David’s children are a joke of the universe. Elena’s father Pablo died during her first pregnancy, so their eldest automatically took his name. Naturally, the genetic blender kicked out a gringito with blond hair, blue eyes and a windstorm of freckles. This crook-nosed Ichabod Crane charmed his way to an insane level of high-school popularity, and now, at 19, maintained his dominion over the local youth as night manager of Laney’s Pizza. He rarely left the premises.
The naming
of number two fell to David, who chose to honor his still-living Uncle Derek.

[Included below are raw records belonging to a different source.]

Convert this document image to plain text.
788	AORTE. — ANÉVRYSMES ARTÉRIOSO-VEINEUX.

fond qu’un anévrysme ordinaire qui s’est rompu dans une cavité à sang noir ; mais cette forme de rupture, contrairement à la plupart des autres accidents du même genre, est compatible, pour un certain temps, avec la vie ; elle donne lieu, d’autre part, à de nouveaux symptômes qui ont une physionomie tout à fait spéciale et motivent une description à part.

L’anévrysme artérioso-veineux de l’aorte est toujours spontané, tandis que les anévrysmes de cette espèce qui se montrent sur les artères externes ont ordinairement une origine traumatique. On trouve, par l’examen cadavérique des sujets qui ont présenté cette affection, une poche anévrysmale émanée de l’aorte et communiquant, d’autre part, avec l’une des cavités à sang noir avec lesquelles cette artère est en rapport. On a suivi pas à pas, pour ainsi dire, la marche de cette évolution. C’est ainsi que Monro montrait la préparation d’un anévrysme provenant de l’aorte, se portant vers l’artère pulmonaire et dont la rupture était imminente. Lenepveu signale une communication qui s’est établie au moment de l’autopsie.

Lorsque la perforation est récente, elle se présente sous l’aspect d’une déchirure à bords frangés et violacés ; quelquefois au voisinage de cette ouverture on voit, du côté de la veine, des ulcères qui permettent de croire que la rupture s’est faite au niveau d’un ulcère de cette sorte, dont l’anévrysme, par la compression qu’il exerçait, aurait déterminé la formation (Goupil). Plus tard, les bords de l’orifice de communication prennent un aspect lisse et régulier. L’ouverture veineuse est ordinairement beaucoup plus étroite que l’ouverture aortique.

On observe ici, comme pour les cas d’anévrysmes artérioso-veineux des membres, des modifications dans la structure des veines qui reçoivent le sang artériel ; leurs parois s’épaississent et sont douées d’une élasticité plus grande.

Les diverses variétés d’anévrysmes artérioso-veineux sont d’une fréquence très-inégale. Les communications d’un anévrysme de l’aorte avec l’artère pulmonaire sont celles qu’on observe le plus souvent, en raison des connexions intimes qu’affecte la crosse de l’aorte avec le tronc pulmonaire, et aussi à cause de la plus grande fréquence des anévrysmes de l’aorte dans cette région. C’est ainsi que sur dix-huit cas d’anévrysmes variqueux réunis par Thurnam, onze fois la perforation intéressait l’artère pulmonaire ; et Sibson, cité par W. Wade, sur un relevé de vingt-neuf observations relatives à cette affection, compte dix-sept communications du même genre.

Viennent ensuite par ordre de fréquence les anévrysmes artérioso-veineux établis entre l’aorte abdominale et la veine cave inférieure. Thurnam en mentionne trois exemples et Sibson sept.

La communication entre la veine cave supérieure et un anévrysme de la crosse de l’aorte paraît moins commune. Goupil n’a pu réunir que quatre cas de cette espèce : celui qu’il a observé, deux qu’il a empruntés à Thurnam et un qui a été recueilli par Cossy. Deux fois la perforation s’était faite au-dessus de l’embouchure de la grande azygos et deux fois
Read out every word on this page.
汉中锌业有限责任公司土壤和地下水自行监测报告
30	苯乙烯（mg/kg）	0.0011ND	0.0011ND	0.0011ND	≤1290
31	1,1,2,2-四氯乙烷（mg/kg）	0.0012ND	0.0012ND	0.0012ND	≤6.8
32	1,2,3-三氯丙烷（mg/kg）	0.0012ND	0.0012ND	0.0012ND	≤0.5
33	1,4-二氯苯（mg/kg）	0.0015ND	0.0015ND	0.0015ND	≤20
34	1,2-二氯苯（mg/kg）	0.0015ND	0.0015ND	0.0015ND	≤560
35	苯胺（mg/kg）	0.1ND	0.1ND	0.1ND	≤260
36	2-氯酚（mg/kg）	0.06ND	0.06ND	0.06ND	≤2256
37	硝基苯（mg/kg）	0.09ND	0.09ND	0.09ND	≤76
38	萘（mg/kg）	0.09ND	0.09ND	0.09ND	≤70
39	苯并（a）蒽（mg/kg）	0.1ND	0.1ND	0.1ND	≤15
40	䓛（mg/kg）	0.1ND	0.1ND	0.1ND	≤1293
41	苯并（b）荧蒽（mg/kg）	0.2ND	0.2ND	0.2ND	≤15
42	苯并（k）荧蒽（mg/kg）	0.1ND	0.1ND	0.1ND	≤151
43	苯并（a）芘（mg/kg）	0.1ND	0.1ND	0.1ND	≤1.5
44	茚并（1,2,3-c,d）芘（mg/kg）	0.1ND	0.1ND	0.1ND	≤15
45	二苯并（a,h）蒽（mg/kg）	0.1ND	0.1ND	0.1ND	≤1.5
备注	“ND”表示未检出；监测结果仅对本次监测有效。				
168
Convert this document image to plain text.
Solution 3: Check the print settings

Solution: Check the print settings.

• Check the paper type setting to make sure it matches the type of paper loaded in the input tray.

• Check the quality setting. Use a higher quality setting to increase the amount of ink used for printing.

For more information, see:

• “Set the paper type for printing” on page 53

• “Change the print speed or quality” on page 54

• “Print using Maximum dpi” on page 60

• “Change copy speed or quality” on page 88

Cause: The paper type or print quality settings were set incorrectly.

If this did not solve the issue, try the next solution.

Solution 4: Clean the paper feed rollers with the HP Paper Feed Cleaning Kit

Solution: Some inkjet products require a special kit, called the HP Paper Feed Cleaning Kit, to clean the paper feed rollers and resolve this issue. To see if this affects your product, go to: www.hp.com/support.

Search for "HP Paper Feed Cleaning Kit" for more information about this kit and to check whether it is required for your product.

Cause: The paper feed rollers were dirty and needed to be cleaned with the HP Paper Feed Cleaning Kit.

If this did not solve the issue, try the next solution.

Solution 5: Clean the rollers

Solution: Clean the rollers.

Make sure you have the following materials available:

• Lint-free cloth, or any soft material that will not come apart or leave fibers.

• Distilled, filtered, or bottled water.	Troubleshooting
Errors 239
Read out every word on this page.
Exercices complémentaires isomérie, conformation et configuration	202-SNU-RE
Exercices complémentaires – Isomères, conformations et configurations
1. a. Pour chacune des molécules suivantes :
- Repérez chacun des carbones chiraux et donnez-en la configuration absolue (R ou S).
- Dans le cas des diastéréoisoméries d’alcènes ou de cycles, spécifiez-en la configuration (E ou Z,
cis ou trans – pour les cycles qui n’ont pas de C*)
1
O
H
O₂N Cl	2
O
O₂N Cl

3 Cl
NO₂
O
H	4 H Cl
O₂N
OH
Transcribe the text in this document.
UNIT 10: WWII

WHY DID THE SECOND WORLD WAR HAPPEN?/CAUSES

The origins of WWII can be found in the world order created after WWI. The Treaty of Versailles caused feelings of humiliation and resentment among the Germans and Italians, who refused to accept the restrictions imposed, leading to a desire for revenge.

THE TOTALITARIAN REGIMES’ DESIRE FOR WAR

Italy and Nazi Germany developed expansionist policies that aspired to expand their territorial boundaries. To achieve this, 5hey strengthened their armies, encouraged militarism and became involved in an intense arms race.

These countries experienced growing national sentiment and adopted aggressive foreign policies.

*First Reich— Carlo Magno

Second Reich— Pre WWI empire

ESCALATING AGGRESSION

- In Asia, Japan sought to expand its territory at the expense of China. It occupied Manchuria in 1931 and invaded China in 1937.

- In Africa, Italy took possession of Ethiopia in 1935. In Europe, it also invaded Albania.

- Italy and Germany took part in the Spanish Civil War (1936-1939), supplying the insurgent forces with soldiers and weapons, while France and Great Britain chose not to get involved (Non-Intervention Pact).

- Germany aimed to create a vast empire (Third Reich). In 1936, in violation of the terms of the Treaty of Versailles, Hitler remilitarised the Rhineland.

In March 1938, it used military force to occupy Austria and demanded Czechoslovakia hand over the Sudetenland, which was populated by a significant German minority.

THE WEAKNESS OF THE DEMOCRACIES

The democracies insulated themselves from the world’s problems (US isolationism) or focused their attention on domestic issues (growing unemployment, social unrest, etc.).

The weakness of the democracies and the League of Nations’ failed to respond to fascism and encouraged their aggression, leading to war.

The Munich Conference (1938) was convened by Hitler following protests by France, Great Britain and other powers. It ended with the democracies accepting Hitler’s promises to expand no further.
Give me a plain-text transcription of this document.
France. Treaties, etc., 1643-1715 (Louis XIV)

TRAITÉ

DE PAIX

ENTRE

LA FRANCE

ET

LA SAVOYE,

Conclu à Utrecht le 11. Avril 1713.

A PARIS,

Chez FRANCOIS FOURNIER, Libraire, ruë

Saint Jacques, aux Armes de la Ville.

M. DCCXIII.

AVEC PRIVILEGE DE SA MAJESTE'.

This time, the blender delivered jet-black hair, coal-black eyes and skin the
color of pancakes. Now 16, he resembles a young Desi Arnaz, minus the skills
with music and women. He is, in fact, the biggest geek David has ever known –
but he glories in his geek-ness, which is somehow very cool.
David loops
his softball bag over his shoulder and closes his car door, unleashing all the
stars in the galaxy. He sends his thanks to the tall pines that block out the
lights of town. And there’s Gemini. He and Larry were so much alike that they
called each other Castor and Pollux. In the sky, he could never remember which
was which.
He stows his
bag in the hall closet and reports to the computer room, where Derek is
pursuing his parallel life in the World of Warcraft. His avatar, a blond viking
with green gecko-skin, is doing equestrian battle with a gold-plated
triceratops. He wins, as expected, stomping the poor critter into a
copper-puddle extinction.
“Yes!” he
exults, and spins in his chair. “Hi Dad. How’d you do?”
“Lost.”
“How much?”
“Eight
runs.”
“Woohoo!”
“I don’t…”
“You beat
the spread.”
“You’re
making book on slow-pitch softball?”
“Sure. I had
you as eleven-point ‘dogs. And Toby Monamer, that almighty oaf, now owes yours
truly a cool deuce.”
“Deuce?”
“Two bucks.
We keep it pretty light.”
“But it’s
still gambling.”
Derek tents
his fingers like a district attorney and speaks in a booming baritone. “Miss
Thompson, please read back the testimony from… sometime last month.” He places
a pair of reading glasses on the tip of his nose and responds in a Lily Tomlin
nasal. “Derek’s father: ‘Son, the best way to stay out of trouble is to find
creative ways to stay busy.’”
David grins.
“You are such a geek.”
“Damn
straight. And if you really are going to raise me in the bustling cultural
paradise of Open Sores, what’s a little gaming if it keeps me away from the
crackheads?”
“You know,
one of these days…” David raises a rhetorical finger, “I’d sure like to win an
argument with you.”
Derek
flashes a Cuban bandleader smile. “I’ll toss you a bone once in a while. Ya got
my numbers?”
He hands him
the scorebook. “Stat monster.”
“You beat
the spread with eight men? Who the heck is Red Man?”
“We had to
Shanghai a civilian. Didn’t even catch his name.”
“Not to
tweak your old-school sensibilities, Dad, but today we call them Native
Americans.”
“Gotcha. Get
to sleep sometime.”
“I will.
Love ya!.”
“Love ya
back.”
David heads
down the hallway, already working on his next-day limp. He pauses at the
bedroom door and is relieved when he hears Elena snoring.